Swaab’s book explores all the different functions controlled by our brain, how the smallest imperfection can have a drastic effect on that person’s life, and as said by Latson’s review of the book in the Boston Globe, “So much can go wrong with our brains that, after reading D.F. Swaab’s book, one can’t help but be amazed that anything ever goes right” [1]. He describes the biochemical reasoning behind how religion and sexuality are determined from birth. He defines mental disorders such as depression, anxiety and eating disorders, as well as other serious disorders such as Parkinson’s and Alzheimer’s as being programmed into our brains from day one. Sufferers of these are destined for their fate from the day their first cell divides. He even illustrates gender roles and interests as being set in stone, which defeats all arguments of feminism. You may disagree, and being female myself this did make me see red, but before you establish any negative impressions of his book, give it a try. It will open a whole new perspective to you.

In addition to my opinions being remodelled after completing his book, I had been introduced to a lot of new interesting concepts. There is such a vast array of disorders Swaab describes, caused by a small deformation or error in signalling in the brain, which may sound bizarre to us, but to a lot of people it defines their lives. One of these is Body Integrity Identity disorder where people are convinced a part of their body, usually a limb, doesn’t belong to them and is controlled separately to their own brain. Despite numerous attempts at convincing doctors to amputate them off, only a few are successful. Furthermore, he illustrates progressing into Alzheimer’s as the backwards development into a brain of a newborn, acquiring infantile properties, loss of control, understanding and coordination. It is fascinating to see the parallels he draws with these two very similar yet different brains. In other sections of the book he speaks about pregnancy, how a mothers actions and choices influence the developing foetal brain. According to Swaab, smoking during pregnancy increases the likelihood of giving birth to a homosexual or paedophilic child.

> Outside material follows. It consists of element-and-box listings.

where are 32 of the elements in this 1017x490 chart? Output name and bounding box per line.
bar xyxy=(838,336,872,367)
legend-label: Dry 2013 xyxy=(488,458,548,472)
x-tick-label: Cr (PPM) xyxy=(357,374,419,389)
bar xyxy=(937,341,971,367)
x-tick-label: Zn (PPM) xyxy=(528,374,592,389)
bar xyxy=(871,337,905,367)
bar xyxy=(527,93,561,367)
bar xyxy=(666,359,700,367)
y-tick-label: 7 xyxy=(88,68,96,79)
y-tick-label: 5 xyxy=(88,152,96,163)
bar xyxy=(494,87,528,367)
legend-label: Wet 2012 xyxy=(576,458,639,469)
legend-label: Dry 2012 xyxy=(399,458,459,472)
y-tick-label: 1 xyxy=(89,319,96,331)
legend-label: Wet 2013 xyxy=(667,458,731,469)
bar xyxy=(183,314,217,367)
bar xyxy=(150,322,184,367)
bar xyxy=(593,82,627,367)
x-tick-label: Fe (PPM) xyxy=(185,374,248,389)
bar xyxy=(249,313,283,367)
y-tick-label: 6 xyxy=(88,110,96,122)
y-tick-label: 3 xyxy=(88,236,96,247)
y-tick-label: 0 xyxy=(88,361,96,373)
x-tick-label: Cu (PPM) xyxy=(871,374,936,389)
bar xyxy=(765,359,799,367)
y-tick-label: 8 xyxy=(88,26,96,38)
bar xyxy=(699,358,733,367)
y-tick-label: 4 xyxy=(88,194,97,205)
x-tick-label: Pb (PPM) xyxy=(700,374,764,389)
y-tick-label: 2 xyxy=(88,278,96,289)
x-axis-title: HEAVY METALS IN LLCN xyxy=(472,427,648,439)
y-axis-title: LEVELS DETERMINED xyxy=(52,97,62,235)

Swaab’s book pools together some ludicrous arguments but he supports them with clear biochemical evidence. If neurobiology is something that interests you and you’d like to get a flavour of just how powerful the human brain is, then this book is just right for you. As anxious and irritable some sections of his book may make you feel, I find it a comforting thought that all these different characteristics and views people have can be defined by simple chemical molecules. I believe it opens a window of opportunity for us to delve into exactly which neurotransmitters, neurons and organs get involved in a particular process. This allows us to work on repairing damaged processes that lead to mental disorders, neurological diseases, as well as certain characteristics of people, such as paedophilia, that are deemed heinous or unethical. If we can work on ‘fixing’ these people, we could significantly reduce crime rates, mental hospital admissions, as well as the number of people suffering from neurological diseases. It really would be a solution to a great number of global issues.

[1] Latson, Jennifer. “Book Review: “We Are Our Brains: A Neurobiography of the Brain, from the Womb to Alzheimer’s’’ by D.F. Swaab – The Boston Globe.”Boston Globe. N.p., 20 Jan. 2014. Web. 10 July 2016.